Prime should return ioErr if anything went wrong, but still advance the drive position up to the point the error occurred and update ioActual.
Support of 4GB volumes on sys 7.5 requires treating the long (signed long int32) parameters of IOParamBlock as unsigned longs. Nice and easy.
Expectation of the rdVerify mode is to check buffer contents against data read using the parameters and return dataVerErr if it doesn't match
Not sure if it's actually used (outside of floppy formatting) or is even considered valid with a HDD/HD20 type device.

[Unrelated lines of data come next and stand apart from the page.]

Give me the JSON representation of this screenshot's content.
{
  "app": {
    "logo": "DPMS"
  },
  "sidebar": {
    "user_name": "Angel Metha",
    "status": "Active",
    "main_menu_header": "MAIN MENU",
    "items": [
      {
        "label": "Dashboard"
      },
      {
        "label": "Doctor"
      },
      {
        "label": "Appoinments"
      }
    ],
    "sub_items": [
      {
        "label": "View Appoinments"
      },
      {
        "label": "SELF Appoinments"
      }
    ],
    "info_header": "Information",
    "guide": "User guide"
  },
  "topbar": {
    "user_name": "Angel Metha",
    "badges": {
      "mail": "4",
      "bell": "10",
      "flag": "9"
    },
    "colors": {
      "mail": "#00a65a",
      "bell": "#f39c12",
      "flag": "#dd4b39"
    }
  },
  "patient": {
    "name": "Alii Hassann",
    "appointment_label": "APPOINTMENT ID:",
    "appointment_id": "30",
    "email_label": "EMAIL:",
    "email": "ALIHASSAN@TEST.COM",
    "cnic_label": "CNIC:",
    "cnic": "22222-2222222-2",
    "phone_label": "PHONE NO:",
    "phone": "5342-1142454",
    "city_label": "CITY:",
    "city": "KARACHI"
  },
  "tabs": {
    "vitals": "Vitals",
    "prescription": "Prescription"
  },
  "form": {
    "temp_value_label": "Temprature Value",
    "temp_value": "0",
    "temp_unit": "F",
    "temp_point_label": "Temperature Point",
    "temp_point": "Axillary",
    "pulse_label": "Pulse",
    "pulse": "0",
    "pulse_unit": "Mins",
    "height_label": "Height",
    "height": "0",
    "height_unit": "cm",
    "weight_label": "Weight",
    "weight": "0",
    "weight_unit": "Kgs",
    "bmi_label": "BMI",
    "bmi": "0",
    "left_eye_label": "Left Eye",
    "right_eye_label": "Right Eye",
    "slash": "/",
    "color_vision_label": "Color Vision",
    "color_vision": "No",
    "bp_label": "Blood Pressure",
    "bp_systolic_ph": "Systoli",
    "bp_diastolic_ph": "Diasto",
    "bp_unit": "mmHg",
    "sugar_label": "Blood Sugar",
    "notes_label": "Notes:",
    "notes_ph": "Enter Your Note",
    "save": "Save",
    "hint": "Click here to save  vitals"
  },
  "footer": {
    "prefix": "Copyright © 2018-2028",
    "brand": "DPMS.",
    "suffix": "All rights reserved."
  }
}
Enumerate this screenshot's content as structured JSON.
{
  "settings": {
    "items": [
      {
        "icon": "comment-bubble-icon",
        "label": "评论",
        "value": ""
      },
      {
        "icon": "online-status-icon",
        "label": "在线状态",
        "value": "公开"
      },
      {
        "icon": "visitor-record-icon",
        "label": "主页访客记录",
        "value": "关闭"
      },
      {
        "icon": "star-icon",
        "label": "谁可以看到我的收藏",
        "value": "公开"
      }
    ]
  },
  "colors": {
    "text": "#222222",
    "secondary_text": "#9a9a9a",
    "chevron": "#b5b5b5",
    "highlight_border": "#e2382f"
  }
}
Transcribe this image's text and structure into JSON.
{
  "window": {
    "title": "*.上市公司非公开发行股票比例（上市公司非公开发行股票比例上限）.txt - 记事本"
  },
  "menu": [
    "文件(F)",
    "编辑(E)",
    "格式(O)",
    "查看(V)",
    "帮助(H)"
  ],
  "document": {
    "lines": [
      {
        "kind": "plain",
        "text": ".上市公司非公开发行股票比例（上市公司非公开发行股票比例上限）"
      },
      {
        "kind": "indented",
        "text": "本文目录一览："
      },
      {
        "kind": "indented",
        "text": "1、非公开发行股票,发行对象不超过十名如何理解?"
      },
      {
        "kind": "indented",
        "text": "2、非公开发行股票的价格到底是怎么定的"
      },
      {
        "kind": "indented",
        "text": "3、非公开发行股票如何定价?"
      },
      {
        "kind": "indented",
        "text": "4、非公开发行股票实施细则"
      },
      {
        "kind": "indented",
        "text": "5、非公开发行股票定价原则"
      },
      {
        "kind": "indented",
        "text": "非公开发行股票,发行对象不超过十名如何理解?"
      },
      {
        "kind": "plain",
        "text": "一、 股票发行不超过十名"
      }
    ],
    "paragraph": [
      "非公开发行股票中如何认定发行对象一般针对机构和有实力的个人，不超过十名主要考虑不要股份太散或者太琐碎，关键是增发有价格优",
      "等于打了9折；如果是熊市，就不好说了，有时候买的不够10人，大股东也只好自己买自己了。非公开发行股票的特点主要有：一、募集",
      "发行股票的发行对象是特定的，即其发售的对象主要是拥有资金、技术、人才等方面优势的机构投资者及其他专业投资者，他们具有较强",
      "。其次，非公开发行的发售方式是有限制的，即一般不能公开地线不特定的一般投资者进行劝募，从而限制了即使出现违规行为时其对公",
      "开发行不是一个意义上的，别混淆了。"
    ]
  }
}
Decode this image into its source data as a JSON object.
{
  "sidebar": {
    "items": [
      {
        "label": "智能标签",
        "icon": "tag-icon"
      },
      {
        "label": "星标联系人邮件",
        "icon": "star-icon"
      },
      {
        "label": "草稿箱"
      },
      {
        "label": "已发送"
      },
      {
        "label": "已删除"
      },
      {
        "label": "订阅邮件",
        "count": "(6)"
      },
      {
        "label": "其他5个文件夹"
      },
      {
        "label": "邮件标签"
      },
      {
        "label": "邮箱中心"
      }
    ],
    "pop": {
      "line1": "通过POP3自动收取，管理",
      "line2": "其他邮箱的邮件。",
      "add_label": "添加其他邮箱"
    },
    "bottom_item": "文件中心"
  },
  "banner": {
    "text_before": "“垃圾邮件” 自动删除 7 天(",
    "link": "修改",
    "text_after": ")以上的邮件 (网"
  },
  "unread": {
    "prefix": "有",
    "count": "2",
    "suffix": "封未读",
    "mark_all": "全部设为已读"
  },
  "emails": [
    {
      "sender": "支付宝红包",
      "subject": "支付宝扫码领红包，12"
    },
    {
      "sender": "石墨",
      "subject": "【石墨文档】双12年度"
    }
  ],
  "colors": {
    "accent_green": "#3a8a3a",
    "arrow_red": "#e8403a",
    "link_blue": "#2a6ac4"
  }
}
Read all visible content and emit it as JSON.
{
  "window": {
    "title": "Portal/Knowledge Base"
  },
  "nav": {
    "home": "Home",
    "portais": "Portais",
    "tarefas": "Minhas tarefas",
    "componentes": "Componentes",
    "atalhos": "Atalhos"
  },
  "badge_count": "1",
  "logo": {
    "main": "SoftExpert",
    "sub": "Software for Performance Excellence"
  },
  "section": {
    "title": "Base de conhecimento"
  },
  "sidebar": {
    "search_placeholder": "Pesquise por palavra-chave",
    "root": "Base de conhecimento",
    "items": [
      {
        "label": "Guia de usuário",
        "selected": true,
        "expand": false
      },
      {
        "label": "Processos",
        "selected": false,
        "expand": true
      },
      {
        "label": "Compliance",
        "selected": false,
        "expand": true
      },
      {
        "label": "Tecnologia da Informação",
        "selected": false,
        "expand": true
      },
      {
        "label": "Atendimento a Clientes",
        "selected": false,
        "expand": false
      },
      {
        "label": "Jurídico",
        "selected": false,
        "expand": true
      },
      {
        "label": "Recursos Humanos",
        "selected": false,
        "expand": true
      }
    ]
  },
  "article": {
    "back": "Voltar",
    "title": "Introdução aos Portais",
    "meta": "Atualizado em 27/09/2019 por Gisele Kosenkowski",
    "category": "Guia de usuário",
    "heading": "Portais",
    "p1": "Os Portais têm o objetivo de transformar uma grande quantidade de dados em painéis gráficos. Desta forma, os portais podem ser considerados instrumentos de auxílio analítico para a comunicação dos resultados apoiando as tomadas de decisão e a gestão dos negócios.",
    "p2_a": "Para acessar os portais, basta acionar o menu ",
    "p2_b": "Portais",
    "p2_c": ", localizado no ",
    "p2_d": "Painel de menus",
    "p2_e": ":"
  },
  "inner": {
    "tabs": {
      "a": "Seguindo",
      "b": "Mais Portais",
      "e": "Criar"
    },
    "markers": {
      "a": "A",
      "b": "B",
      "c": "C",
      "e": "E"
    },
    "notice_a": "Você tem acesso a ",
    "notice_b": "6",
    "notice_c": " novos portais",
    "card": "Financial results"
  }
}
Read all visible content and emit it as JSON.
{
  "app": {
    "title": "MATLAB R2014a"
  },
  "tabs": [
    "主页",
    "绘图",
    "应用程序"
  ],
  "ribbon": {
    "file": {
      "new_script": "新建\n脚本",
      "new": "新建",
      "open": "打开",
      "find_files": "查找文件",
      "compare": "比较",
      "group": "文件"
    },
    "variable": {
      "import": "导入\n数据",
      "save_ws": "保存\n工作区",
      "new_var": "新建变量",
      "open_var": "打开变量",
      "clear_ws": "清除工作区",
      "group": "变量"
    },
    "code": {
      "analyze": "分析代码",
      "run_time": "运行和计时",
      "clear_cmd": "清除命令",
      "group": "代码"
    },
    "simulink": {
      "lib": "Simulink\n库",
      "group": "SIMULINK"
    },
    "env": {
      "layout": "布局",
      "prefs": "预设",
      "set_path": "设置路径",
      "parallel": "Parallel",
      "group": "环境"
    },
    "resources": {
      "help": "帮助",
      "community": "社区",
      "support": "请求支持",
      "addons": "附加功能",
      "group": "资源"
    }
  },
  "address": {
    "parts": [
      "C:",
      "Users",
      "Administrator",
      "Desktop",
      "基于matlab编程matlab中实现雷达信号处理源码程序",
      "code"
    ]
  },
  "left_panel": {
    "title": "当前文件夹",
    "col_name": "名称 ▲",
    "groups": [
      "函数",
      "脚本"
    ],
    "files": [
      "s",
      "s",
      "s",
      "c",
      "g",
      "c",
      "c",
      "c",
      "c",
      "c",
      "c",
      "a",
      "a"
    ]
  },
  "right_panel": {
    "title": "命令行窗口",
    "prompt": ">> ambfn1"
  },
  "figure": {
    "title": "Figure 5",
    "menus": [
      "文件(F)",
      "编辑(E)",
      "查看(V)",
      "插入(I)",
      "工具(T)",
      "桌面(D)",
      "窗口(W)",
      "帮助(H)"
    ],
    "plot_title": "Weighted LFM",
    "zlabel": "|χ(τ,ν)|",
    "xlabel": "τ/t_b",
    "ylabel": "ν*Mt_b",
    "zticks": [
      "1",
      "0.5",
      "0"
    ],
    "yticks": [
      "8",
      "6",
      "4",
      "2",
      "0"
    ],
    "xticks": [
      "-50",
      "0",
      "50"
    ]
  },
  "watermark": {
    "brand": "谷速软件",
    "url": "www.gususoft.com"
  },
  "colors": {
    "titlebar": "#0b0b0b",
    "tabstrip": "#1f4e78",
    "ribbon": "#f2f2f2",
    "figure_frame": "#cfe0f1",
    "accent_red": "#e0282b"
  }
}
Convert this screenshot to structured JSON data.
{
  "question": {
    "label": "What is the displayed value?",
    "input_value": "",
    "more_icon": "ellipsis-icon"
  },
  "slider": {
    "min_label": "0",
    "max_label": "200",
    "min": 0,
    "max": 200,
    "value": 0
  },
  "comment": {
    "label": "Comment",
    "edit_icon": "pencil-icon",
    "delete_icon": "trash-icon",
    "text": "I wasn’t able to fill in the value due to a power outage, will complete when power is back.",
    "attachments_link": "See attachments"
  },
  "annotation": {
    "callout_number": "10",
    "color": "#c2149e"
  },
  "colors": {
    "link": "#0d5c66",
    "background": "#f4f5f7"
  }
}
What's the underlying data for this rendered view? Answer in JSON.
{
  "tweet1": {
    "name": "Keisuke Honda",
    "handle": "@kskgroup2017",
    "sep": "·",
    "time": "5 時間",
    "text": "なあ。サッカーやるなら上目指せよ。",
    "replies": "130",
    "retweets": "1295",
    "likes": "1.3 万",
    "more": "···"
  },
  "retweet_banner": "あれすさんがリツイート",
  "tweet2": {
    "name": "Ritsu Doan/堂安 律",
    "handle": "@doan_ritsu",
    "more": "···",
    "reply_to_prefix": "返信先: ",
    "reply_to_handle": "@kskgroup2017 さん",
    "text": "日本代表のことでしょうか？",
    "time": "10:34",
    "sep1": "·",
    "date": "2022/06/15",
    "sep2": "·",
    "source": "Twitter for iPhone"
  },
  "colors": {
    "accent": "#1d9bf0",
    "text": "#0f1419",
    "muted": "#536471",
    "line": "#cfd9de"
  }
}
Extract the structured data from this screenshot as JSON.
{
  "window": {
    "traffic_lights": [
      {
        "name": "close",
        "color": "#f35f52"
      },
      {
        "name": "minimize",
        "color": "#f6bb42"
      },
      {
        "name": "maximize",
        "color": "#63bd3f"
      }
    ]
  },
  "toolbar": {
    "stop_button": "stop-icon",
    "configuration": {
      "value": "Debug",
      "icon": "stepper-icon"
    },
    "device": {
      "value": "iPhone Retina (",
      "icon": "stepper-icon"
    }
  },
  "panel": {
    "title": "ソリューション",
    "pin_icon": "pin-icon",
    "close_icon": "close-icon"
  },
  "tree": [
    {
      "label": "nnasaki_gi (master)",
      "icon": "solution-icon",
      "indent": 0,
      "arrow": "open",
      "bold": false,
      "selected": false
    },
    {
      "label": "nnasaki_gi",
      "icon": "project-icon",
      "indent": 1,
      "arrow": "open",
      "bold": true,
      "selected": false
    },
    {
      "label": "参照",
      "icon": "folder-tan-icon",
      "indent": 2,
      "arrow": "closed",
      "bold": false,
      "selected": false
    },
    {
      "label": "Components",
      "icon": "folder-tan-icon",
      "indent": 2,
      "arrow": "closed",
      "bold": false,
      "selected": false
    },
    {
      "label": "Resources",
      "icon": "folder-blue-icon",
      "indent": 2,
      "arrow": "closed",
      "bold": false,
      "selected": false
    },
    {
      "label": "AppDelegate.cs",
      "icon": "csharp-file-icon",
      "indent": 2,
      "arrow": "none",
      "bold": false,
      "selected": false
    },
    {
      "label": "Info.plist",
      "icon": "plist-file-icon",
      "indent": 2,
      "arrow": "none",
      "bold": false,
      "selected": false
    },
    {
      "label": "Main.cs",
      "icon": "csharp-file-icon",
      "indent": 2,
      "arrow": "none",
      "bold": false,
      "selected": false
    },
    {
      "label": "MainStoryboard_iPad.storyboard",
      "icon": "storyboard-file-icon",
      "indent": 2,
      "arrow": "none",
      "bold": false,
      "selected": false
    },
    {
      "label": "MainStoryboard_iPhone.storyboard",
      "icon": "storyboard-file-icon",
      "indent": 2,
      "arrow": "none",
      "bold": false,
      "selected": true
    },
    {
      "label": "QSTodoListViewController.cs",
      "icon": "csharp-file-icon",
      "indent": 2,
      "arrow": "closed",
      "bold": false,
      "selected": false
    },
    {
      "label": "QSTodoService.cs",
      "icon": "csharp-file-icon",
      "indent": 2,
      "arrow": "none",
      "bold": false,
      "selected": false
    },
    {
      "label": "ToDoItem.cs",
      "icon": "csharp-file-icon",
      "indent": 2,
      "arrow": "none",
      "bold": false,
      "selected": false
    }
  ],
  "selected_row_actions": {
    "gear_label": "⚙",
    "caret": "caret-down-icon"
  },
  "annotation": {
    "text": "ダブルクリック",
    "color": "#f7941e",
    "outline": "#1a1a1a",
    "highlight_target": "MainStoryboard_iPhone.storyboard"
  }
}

If a partial read/write is performed (not all the requested data) then an error must be returned, it will not be handled correctly otherwise
Valid Prime return codes:
nsDrvErr (no such drive) is considered a fatal error and should never be retried
offlineErr is a temporary failure e.g no medium present
ioErr should be used for actual issues accessing the device - if it's fatal or not is up to Mac OS
dataVerErr only should be used with rdVerify
noErr (duh)
Control call Eject isn't called on Mac OS 7.1 just before shutdown. Might just be the A/UX version? 7.5 certainly does this.
If you have no need for an interrupt, there is nothing precluding you from using slot $C, $D address spaces. I'm going to default to $D as this will mean it should never have a slot conflict with another card.